Et la date ? La date est un point de repère fâcheux. Elle revient chaque année, chaque mois implacablement. Le jour, de même. Si ce fut un mardi, chaque mardi est un jour sinistre. Il ne savait, lui, ni le jour, ni la date. Cela s’étendait sur une durée de quatre ou cinq semaines. Et encore rien ne démontrait que le vieux n’eût pas, pendant ces quatre ou cinq semaines, suspendu ses remèdes.

La connaissance de l’heure constitue également un principe fixe. Au retour quotidien de cette heure, la vie s’interrompt, et ce sont les minutes du passé qui remplacent les minutes du présent. L’horloge qui sonne le nombre de coups fatidiques accuse sans merci. Il ne savait pas l’heure.

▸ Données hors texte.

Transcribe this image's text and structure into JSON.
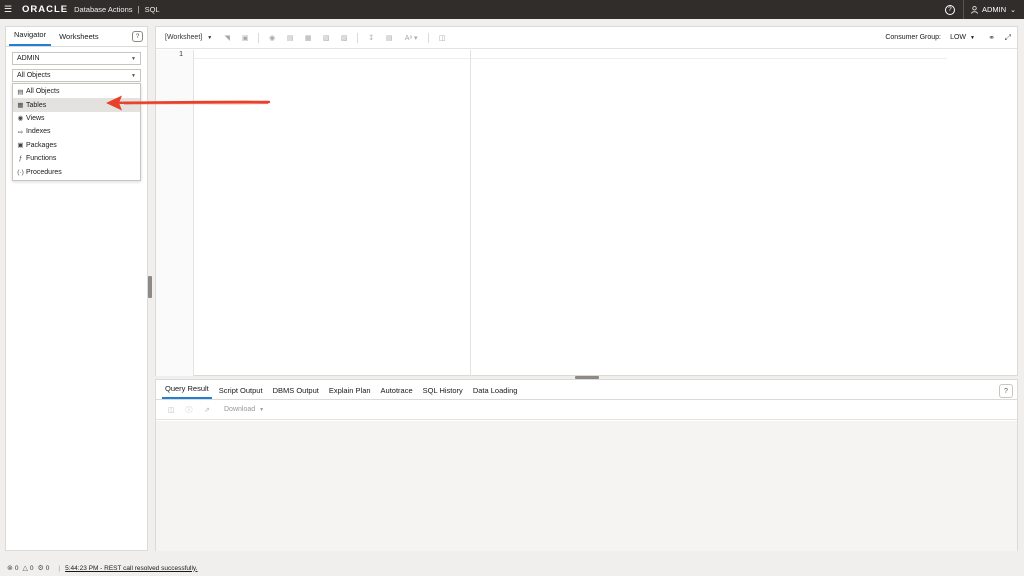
{
  "header": {
    "menu_icon": "hamburger-icon",
    "logo": "ORACLE",
    "app_name": "Database Actions",
    "separator": "|",
    "section": "SQL",
    "help_icon": "help-icon",
    "user_label": "ADMIN",
    "user_icon": "user-icon"
  },
  "navigator": {
    "tabs": [
      {
        "label": "Navigator",
        "active": true
      },
      {
        "label": "Worksheets",
        "active": false
      }
    ],
    "schema_value": "ADMIN",
    "object_type_value": "All Objects",
    "object_types": [
      {
        "label": "All Objects",
        "icon": "document-icon",
        "selected": false
      },
      {
        "label": "Tables",
        "icon": "table-icon",
        "selected": true
      },
      {
        "label": "Views",
        "icon": "eye-icon",
        "selected": false
      },
      {
        "label": "Indexes",
        "icon": "index-icon",
        "selected": false
      },
      {
        "label": "Packages",
        "icon": "package-icon",
        "selected": false
      },
      {
        "label": "Functions",
        "icon": "function-icon",
        "selected": false
      },
      {
        "label": "Procedures",
        "icon": "procedure-icon",
        "selected": false
      }
    ]
  },
  "editor": {
    "worksheet_label": "[Worksheet]",
    "consumer_group_label": "Consumer Group:",
    "consumer_group_value": "LOW",
    "line_number": "1"
  },
  "results": {
    "tabs": [
      {
        "label": "Query Result",
        "active": true
      },
      {
        "label": "Script Output",
        "active": false
      },
      {
        "label": "DBMS Output",
        "active": false
      },
      {
        "label": "Explain Plan",
        "active": false
      },
      {
        "label": "Autotrace",
        "active": false
      },
      {
        "label": "SQL History",
        "active": false
      },
      {
        "label": "Data Loading",
        "active": false
      }
    ],
    "download_label": "Download"
  },
  "status": {
    "errors": "0",
    "warnings": "0",
    "tasks": "0",
    "message": "5:44:23 PM - REST call resolved successfully."
  },
  "colors": {
    "header_bg": "#312d2a",
    "accent": "#227fd2",
    "annotation_arrow": "#e8402a"
  }
}
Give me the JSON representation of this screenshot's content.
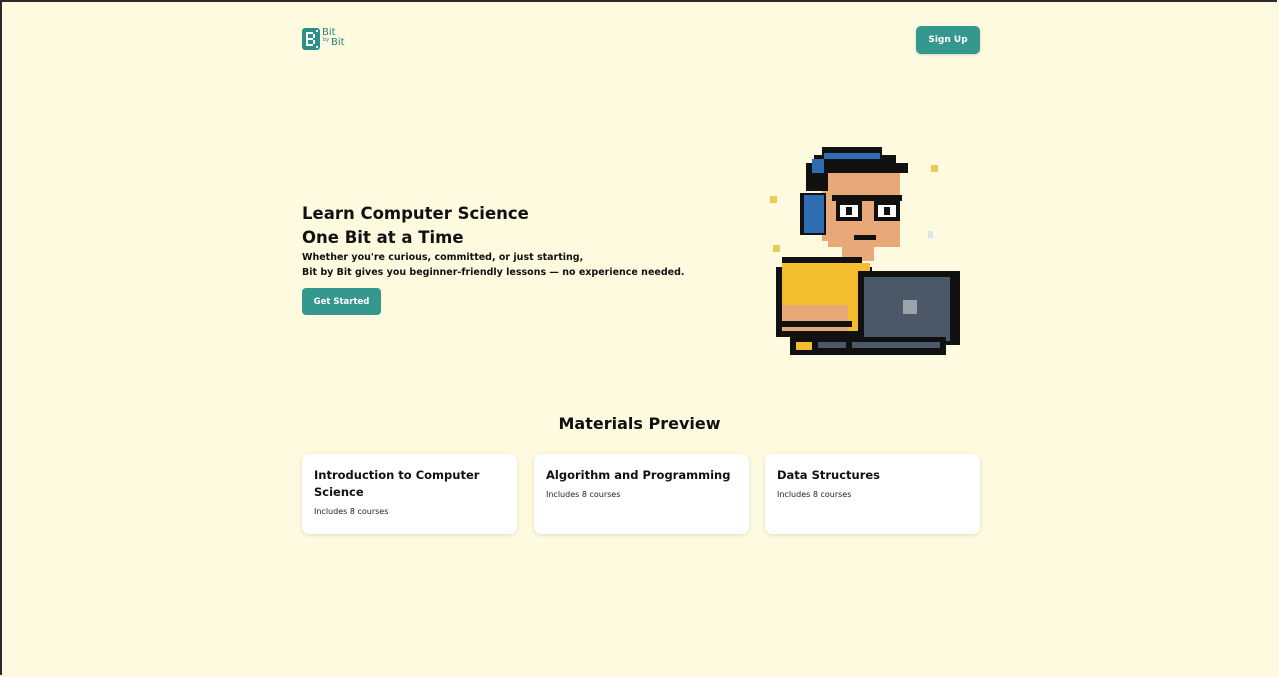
{
  "header": {
    "logo": {
      "line1": "Bit",
      "line2": "by",
      "line3": "Bit"
    },
    "signup_label": "Sign Up"
  },
  "hero": {
    "title_line1": "Learn Computer Science",
    "title_line2": "One Bit at a Time",
    "subtitle_line1": "Whether you're curious, committed, or just starting,",
    "subtitle_line2": "Bit by Bit gives you beginner-friendly lessons — no experience needed.",
    "cta_label": "Get Started"
  },
  "materials": {
    "title": "Materials Preview",
    "cards": [
      {
        "title": "Introduction to Computer Science",
        "subtitle": "Includes 8 courses"
      },
      {
        "title": "Algorithm and Programming",
        "subtitle": "Includes 8 courses"
      },
      {
        "title": "Data Structures",
        "subtitle": "Includes 8 courses"
      }
    ]
  },
  "colors": {
    "background": "#fdfadf",
    "accent": "#35988f",
    "card": "#ffffff"
  },
  "icons": {
    "logo": "bit-logo-icon",
    "illustration": "pixel-student-laptop-illustration"
  }
}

Et de toutes les circonstances secondaires, le temps qu’il fait, le bruit de tel petit choc, le chant d’un oiseau, l’hésitation d’une bougie, de tous ces infimes détails qui sont les nerfs du souvenir, aucun ne pouvait vibrer en sa mémoire vide.

— Rien ne sort de rien, s’écria-t-il et vraiment je ne sais rien. En somme, c’est un acte que j’ai combiné, dont j’ai appris le résultat, mais que je n’ai pas exécuté, un acte vague, vaporeux comme une forme de brouillard, sans commencement ni fin, et en conséquence se réduisant en une impression aussi inconsistante.